At 08:27 AM 4/11/2009, Andy Smith wrote:
Hi,

  In what way can having more cores slow down MySQL (or any other app
for that matter)? Are you simlpy referring to the fact that some
mutlicore servers might be slower in single threaded preformance than
a higher clocked single core system? If I have a mutlicore system with
fast single threaded performance I wouldnt expect it to be slower in
almost any cases with something like a mutliprocess database system,

thanks Andy.

Andy,
There have been many blog posts claiming MySQL does not perform all that well with multi-core processors, especially Innodb. For MyISAM the problem is waiting for table locks, multi-processors are not going to help. The best way to increase speed is to improve the performance of the hard drives. The hard drives are the biggest bottleneck, not by adding more processors. The new faster SSD's may be the answer. They have released 256gb and 512gb SSD's that are super fast and claim to have have MTBF that is longer than most hard drives.
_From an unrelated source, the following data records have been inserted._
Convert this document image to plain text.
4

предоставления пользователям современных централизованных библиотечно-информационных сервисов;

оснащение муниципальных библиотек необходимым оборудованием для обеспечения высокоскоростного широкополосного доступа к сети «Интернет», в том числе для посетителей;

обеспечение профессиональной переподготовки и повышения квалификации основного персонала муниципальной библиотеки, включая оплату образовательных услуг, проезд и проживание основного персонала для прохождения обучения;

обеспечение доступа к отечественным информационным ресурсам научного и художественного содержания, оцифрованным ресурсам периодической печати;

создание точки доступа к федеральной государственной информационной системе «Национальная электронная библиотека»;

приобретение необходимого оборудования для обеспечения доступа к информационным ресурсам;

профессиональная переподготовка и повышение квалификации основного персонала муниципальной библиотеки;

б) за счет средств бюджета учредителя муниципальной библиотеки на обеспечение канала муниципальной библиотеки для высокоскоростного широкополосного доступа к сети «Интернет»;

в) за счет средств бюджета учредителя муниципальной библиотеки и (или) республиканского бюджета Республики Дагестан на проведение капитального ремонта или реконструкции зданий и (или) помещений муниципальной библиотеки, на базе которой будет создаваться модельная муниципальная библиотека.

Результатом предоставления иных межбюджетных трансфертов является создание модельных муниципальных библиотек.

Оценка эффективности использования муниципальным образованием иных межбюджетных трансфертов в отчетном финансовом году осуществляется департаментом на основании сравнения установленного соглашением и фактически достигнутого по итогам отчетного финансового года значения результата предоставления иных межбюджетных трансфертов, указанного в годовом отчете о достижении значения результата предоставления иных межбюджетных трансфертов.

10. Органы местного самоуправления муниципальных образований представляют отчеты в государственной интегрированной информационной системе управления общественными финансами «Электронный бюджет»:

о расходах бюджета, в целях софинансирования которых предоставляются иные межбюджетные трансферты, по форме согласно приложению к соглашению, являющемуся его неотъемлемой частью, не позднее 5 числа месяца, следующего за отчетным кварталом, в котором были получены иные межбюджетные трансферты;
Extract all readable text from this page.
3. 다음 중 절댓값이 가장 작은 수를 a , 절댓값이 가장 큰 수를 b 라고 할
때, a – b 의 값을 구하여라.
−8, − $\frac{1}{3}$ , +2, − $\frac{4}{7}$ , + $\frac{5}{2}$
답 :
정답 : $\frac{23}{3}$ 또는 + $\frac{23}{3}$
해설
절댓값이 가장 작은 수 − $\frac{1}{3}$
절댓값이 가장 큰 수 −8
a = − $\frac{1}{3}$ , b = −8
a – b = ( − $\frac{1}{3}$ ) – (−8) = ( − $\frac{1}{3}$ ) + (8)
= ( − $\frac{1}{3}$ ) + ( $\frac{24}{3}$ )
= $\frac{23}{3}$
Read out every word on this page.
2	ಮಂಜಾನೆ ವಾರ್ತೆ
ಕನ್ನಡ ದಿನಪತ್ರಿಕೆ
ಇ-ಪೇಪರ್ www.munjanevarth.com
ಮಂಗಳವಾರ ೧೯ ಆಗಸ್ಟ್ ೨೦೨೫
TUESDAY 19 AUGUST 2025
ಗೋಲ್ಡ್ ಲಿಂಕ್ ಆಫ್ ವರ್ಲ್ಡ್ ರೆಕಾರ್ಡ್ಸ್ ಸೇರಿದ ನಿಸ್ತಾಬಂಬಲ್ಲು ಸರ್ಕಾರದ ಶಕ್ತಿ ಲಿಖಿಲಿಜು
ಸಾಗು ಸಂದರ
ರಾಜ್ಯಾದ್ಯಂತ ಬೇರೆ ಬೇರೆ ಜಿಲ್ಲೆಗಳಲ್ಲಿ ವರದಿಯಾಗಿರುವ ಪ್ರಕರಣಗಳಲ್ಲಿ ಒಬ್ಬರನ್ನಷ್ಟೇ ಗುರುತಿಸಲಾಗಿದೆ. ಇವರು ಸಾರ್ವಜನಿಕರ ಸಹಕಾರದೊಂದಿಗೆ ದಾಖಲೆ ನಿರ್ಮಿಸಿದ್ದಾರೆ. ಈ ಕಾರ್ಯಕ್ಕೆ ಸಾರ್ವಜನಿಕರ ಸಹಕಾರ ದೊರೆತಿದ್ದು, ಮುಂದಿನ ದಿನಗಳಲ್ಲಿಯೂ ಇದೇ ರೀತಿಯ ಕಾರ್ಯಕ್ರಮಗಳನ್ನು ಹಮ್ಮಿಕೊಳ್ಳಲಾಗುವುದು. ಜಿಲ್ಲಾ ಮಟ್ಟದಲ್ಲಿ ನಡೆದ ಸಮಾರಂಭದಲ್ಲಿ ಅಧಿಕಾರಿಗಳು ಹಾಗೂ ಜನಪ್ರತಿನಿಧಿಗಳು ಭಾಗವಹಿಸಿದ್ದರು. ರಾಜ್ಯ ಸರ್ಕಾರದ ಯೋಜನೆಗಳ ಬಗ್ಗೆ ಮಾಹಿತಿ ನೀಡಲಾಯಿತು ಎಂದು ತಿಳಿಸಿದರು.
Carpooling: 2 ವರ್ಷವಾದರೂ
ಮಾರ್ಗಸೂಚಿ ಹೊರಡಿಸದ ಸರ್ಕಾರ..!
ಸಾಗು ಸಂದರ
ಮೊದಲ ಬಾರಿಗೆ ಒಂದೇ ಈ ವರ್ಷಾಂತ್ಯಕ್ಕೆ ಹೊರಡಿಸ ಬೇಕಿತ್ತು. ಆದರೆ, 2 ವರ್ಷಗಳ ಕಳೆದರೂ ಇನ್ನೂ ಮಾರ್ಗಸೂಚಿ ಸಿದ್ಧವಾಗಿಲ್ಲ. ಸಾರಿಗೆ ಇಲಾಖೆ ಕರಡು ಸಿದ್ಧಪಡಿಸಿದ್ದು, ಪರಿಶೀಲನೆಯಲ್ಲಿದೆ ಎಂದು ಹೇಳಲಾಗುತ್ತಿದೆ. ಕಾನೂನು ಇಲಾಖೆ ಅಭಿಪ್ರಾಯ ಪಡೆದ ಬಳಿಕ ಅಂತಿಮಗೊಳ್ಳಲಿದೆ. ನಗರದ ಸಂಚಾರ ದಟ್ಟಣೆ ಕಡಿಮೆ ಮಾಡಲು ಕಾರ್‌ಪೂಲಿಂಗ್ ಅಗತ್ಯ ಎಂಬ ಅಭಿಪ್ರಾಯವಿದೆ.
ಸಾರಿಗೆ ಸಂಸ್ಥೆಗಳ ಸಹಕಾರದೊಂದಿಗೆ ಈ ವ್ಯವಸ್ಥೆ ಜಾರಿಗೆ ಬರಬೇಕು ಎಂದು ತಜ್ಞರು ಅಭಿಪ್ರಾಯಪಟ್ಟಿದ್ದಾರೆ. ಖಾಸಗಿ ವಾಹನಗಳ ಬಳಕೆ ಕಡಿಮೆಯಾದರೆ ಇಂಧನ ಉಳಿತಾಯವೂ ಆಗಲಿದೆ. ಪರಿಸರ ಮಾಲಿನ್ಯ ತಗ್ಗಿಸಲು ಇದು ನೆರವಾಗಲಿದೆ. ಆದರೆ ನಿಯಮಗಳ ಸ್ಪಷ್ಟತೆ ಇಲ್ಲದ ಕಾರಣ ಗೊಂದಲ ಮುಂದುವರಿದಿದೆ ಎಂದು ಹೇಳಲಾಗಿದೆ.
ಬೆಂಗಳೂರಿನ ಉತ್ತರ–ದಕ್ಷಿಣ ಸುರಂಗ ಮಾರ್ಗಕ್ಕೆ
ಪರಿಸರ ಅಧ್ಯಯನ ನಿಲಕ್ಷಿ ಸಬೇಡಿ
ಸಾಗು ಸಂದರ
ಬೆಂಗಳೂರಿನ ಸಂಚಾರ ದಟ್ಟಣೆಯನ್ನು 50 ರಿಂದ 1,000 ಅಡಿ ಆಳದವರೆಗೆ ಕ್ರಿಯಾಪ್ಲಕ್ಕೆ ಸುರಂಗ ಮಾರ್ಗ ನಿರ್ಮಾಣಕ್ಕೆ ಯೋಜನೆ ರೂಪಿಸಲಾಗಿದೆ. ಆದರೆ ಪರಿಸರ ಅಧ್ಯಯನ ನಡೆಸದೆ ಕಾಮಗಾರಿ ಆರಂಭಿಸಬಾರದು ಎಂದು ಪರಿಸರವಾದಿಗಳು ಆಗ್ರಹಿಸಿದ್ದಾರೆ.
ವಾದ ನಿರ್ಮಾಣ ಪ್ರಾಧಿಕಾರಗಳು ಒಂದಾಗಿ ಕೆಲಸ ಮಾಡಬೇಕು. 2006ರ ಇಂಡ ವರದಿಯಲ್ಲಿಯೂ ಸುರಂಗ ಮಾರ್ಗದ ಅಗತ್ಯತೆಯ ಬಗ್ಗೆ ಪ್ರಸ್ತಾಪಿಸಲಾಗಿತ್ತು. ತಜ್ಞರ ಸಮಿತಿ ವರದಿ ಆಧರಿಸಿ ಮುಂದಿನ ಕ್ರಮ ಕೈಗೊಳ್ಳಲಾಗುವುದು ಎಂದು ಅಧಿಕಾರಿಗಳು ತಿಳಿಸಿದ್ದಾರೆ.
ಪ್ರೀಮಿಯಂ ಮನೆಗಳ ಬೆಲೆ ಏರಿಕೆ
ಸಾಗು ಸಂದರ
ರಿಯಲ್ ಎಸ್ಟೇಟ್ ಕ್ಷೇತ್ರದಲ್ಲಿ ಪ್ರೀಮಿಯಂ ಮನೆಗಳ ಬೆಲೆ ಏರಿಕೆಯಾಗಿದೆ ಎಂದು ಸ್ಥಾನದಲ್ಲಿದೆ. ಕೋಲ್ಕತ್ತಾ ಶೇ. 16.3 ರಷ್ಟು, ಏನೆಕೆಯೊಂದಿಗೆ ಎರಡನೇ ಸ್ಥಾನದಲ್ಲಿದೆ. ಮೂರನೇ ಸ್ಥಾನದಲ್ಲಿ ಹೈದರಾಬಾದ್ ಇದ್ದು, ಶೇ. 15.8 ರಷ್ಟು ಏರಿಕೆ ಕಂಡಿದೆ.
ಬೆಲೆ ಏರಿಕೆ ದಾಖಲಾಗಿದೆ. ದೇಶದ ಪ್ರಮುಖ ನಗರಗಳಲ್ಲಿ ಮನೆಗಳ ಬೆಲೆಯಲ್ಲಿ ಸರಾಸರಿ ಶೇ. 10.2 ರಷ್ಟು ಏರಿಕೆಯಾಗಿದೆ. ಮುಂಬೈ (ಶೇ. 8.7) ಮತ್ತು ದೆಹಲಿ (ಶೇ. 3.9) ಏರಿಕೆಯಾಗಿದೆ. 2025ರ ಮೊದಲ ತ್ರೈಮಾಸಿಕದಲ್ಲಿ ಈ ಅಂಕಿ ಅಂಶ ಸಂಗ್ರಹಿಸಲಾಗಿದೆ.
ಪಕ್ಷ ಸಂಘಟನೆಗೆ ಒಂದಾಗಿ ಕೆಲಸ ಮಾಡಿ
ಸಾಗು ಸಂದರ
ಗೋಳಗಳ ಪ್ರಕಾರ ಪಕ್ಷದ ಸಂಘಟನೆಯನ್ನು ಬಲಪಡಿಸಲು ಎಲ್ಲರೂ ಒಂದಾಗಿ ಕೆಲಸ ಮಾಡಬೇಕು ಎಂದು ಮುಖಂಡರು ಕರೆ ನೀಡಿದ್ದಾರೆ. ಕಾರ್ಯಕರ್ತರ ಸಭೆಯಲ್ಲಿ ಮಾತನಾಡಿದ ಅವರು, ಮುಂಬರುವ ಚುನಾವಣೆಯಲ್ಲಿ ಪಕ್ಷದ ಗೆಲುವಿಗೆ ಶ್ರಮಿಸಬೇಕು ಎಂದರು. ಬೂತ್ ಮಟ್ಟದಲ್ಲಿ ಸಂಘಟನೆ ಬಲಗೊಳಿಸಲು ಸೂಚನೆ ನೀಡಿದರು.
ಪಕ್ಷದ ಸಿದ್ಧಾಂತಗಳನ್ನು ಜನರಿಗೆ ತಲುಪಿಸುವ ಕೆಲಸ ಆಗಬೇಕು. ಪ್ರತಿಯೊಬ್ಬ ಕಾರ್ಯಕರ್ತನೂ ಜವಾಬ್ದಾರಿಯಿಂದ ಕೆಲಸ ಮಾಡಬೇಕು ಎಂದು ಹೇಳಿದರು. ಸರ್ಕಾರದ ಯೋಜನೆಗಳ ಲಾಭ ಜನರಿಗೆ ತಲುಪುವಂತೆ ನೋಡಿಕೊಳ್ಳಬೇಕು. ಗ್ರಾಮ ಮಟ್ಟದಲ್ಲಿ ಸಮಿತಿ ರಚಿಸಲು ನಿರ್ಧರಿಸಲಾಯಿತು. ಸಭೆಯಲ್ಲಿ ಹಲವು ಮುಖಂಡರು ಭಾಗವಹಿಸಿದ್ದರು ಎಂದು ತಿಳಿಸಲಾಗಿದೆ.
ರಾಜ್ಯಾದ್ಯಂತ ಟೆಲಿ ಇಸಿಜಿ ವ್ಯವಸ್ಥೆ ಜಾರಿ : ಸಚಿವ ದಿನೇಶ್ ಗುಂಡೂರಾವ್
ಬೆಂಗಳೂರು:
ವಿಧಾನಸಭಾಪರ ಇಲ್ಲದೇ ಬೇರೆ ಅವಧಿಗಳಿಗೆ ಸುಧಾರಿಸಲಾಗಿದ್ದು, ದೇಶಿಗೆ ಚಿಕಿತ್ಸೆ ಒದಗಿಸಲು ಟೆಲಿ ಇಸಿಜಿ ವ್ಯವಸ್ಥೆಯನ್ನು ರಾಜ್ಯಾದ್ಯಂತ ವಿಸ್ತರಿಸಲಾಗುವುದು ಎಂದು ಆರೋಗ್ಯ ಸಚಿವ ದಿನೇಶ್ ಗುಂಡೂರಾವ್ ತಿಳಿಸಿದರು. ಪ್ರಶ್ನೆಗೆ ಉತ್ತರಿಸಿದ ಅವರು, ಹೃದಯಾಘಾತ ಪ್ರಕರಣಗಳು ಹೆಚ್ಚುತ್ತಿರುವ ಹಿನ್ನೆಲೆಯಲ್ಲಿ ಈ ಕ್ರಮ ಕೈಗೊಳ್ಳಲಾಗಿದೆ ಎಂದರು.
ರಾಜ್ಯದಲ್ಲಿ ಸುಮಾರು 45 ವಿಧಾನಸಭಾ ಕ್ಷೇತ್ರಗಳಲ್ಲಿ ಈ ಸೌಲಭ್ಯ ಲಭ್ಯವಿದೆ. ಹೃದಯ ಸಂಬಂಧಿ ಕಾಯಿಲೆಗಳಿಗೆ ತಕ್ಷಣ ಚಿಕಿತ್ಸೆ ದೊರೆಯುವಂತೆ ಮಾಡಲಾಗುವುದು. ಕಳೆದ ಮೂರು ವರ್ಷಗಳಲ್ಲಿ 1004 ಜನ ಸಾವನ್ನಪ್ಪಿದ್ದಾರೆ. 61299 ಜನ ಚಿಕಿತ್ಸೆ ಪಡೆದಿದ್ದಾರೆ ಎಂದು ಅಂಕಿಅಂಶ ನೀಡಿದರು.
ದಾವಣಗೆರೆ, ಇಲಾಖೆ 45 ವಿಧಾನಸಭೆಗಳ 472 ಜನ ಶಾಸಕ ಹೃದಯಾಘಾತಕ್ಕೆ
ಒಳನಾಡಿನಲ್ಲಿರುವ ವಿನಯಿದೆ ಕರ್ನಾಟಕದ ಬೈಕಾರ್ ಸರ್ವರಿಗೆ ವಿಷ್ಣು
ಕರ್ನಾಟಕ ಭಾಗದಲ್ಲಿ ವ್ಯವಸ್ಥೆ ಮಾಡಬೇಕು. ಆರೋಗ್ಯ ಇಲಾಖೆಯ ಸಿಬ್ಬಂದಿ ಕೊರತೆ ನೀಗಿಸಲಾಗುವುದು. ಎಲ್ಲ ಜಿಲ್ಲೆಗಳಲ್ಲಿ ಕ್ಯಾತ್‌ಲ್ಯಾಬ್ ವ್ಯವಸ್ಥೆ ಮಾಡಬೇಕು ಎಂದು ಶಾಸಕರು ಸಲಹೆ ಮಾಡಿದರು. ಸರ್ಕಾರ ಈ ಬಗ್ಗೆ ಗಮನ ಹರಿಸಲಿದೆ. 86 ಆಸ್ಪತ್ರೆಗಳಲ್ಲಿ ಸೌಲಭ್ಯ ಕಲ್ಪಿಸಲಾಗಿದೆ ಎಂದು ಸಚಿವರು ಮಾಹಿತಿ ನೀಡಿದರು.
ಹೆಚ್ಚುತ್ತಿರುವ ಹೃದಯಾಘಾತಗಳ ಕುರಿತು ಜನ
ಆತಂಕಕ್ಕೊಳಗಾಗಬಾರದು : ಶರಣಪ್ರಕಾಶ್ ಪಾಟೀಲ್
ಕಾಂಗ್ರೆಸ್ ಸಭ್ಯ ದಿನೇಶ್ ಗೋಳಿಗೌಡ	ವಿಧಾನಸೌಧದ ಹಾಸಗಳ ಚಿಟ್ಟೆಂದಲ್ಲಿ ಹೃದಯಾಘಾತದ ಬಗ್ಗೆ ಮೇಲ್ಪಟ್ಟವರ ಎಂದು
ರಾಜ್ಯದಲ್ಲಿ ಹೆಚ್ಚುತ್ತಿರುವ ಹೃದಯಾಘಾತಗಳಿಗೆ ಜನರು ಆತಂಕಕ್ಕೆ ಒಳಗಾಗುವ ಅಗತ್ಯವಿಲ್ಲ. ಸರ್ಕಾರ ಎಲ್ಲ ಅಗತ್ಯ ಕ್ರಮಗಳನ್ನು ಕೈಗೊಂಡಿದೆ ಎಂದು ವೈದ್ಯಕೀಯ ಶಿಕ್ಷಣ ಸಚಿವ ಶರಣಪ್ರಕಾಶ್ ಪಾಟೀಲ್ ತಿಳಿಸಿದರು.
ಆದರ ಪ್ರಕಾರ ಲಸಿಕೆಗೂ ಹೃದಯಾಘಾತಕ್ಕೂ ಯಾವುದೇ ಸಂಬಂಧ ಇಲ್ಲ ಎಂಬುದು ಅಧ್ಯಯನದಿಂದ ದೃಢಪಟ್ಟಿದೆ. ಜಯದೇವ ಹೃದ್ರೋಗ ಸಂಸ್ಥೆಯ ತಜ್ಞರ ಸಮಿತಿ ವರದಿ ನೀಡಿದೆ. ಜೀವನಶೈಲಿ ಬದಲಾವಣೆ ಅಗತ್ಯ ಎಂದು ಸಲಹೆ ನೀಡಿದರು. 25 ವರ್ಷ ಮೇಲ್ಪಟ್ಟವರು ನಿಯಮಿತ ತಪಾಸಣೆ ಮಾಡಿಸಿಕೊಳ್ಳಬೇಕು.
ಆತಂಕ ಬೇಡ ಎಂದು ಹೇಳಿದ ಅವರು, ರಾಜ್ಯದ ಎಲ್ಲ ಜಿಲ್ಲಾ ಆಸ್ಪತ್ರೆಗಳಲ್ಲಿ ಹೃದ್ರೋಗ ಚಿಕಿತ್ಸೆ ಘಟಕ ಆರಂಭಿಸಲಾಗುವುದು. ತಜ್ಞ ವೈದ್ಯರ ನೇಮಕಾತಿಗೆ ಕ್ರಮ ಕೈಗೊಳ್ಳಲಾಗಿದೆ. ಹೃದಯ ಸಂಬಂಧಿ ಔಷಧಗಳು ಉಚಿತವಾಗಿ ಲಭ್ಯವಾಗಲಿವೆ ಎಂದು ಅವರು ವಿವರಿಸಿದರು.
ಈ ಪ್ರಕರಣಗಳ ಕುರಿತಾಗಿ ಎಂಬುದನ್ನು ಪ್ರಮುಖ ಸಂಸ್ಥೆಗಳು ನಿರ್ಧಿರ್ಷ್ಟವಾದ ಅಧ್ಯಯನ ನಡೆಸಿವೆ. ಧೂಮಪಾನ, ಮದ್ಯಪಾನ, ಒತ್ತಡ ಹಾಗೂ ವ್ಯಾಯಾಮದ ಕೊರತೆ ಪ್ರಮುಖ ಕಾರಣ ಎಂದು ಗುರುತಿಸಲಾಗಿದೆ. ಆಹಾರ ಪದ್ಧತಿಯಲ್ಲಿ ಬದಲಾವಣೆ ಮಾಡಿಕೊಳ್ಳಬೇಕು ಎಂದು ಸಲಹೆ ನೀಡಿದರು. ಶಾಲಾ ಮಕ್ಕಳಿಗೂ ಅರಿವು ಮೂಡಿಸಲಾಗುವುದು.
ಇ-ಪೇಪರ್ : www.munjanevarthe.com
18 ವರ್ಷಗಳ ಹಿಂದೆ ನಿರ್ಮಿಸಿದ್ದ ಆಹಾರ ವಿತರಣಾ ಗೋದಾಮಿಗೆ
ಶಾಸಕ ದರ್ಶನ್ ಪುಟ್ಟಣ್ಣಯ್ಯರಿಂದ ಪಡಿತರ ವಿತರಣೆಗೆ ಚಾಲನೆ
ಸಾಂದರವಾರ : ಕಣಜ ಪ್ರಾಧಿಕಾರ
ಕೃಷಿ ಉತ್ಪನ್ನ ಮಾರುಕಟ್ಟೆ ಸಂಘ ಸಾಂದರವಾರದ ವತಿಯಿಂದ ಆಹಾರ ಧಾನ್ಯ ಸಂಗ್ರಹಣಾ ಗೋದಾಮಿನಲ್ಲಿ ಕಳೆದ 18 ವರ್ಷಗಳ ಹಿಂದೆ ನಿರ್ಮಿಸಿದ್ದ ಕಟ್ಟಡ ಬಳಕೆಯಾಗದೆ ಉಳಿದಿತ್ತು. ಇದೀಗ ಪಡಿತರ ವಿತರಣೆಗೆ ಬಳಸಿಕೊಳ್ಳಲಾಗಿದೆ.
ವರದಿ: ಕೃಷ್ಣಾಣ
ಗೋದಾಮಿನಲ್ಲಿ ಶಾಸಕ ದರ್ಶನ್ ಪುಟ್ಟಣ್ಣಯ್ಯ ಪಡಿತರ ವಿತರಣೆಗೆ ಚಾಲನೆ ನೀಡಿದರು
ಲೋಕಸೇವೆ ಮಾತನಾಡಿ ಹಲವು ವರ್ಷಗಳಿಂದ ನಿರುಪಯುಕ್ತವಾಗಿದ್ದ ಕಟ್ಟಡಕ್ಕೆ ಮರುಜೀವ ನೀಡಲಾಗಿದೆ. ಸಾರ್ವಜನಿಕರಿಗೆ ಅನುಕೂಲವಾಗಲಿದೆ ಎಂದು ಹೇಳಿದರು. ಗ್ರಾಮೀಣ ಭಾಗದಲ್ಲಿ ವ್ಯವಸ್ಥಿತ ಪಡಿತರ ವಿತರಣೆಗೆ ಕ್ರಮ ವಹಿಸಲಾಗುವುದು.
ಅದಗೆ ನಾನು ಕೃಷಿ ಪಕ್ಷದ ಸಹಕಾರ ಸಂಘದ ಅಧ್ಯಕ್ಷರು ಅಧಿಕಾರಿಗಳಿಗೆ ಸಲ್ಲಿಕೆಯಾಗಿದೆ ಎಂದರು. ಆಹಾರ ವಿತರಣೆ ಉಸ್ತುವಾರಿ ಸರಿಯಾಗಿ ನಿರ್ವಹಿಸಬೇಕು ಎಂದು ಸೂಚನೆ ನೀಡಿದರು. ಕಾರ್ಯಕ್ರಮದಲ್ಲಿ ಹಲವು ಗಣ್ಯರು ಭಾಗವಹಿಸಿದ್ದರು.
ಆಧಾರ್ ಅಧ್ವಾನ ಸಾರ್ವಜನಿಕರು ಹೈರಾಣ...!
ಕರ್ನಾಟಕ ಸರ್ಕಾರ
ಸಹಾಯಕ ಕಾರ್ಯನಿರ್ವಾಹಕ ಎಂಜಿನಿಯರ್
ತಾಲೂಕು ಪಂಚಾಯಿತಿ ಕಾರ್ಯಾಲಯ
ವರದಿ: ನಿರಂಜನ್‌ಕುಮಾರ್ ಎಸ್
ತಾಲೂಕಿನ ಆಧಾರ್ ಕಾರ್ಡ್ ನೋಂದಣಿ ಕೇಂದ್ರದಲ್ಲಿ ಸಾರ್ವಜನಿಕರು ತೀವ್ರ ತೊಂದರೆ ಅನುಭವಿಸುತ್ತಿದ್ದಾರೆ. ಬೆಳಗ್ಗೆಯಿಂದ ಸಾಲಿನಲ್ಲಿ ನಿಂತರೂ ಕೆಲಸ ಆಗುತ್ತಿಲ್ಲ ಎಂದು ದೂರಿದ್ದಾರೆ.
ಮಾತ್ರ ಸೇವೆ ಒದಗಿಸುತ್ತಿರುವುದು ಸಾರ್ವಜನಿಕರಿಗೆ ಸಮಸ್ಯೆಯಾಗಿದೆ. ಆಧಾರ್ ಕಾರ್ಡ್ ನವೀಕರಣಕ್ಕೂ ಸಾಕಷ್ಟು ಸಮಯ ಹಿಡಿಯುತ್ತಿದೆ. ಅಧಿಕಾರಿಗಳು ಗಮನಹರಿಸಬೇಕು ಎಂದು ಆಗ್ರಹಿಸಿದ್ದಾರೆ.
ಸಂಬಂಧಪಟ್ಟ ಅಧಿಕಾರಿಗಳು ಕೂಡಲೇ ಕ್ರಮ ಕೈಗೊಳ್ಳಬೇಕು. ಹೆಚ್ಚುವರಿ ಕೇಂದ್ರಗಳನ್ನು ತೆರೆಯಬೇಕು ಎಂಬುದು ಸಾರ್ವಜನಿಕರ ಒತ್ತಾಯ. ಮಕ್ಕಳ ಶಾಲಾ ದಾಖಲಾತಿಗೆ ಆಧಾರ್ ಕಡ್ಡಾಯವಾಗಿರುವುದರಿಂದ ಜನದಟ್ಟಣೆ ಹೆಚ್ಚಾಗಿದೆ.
Here are a few of the multi-core performance blogs.
http://spyced.blogspot.com/2006/12/benchmark-postgresql-beats-stuffing.html
http://mysqlguy.net/blog/2008/07/16/innodb-multi-core-performance

http://www.mysqlperformanceblog.com/2009/03/20/ingenius-piece-of-sun-marketing/

A better way to scale MySQL is to run multiple servers on Solaris. http://blogs.sun.com/mrbenchmark/entry/scaling_mysql_on_a_256 Of course you could also try the MySQL cluster which is doing the same thing but on multiple machines. They get around the disk problem by putting the database in memory. So you will get a bigger bang for the buck by distributing the load over several machines and putting the database in memory, rather than adding multiple CPU's. Postgresql is one of the few open sources databases that will scale effectively using multiple processors. I wish that was the case with MySQL, but it's not.



Mike



Quoting mos <mo...@fastmail.fm>:


Using more cores with MySQL doesn't mean it will run faster. In
fact, it could slow it down. Make sure you have done benchmarking
with your current computer so you can compare the difference. InnoDb
and MyISAM don't scale well with multi-cores I'm afraid.